Schüler der Privaten Ganztagsschule Carpe Diem spendeten 4000 Euro
Großzügige Finanzspritze erhalten
Ökumenische Flüchtlingshilfe Rhein-Ahr e.V. freut sich
Bad Neuenahr. Unweit vom Kurpark Bad Neuenahr gelegen ist die Private Ganztagsschule mit Internat Carpe Diem in einer Jugendstilvilla beheimatet, die als staatlich anerkannte Ergänzungsschule 120 Schülerinnen und Schülern zur Mittleren Reife und zum Abitur führt. Schulleiter und Geschäftsführer Luca Bonsignore ist froh, dass sich seine Jugendlichen immer wieder besonders engagieren, wenn es um das Thema Armut und Not geht.
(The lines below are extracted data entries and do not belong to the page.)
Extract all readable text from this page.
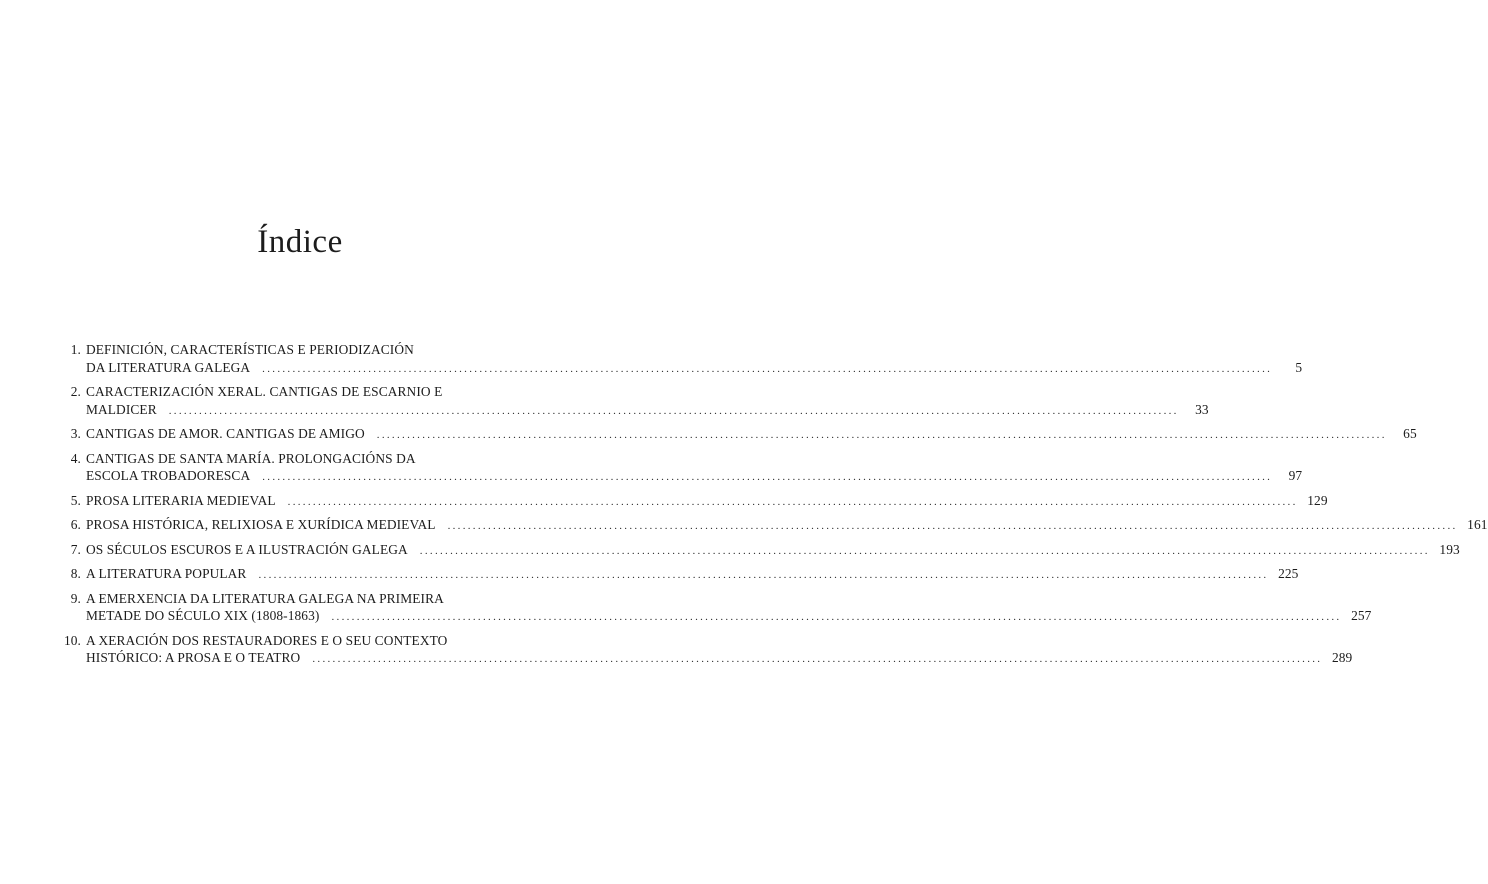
Índice
1. DEFINICIÓN, CARACTERÍSTICAS E PERIODIZACIÓN
DA LITERATURA GALEGA ........................................................................................................................................................................................................	5
2. CARACTERIZACIÓN XERAL. CANTIGAS DE ESCARNIO E
MALDICER ........................................................................................................................................................................................................	33
3. CANTIGAS DE AMOR. CANTIGAS DE AMIGO ........................................................................................................................................................................................................	65
4. CANTIGAS DE SANTA MARÍA. PROLONGACIÓNS DA
ESCOLA TROBADORESCA ........................................................................................................................................................................................................	97
5. PROSA LITERARIA MEDIEVAL ........................................................................................................................................................................................................ 129
6. PROSA HISTÓRICA, RELIXIOSA E XURÍDICA MEDIEVAL ........................................................................................................................................................................................................ 161
7. OS SÉCULOS ESCUROS E A ILUSTRACIÓN GALEGA ........................................................................................................................................................................................................ 193
8. A LITERATURA POPULAR ........................................................................................................................................................................................................ 225
9. A EMERXENCIA DA LITERATURA GALEGA NA PRIMEIRA
METADE DO SÉCULO XIX (1808-1863) ........................................................................................................................................................................................................ 257
10. A XERACIÓN DOS RESTAURADORES E O SEU CONTEXTO
HISTÓRICO: A PROSA E O TEATRO ........................................................................................................................................................................................................ 289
So konnte eine Bibliothek in der Partnerschule in Ghana errichtet werden oder es wurden im September nach einem Hilfegesuch des Jugendamtes Leverkusen sechs unbegleitete Flüchtlinge in Schule und Internat aufgenommen. Der Spendenlauf im Herbst erbrachte 4.000 Euro. Jetzt haben die Schülervertretung, Schülersprecher Newton Arnold und Philipp Brübach, stellvertretender Schülersprecher, sowie Lehrerin Annette Flackus, Projektleiterin für kreative Projekte, und Rektor Luca Bonsignore ihre Spende der Ökumenischen Flüchtlingshilfe Rhein-Ahr e.V. überreicht. „Das ist für uns ein bewegender Moment“, betonte Luca Bonsignore. 80 bis 90 Kinder liefen insgesamt 540 Kilometer. Favorit unter den Schülern ist Kastriot Krasniqi mit neun Runden, bei den Lehrern und Internat-Betreuern Sportlehrer Jörg Jenke mit 10 Kilometern. Auch musste sich jeder Läufer im Vorfeld Sponsoren suchen. Newton Arnold: „Es hat Spaß gemacht und wir sind sehr stolz auf die 4.000 Euro. In diesem Sinne: Carpe Diem!“ Werner Rex, Vorsitzender der Ökumenischen Flüchtlingshilfe, bedankte sich „für diesen großartigen Einsatz und das überwältigende Ergebnis. Ihre Spende hilft uns weiterzukommen, denn wir wissen nicht, was die Zukunft bringt.“ Früher kamen im Jahr 70 Flüchtlinge, heute sind es wöchentlich 70 bis 80 Menschen, die im Kreis Ahrweiler Aufnahme finden.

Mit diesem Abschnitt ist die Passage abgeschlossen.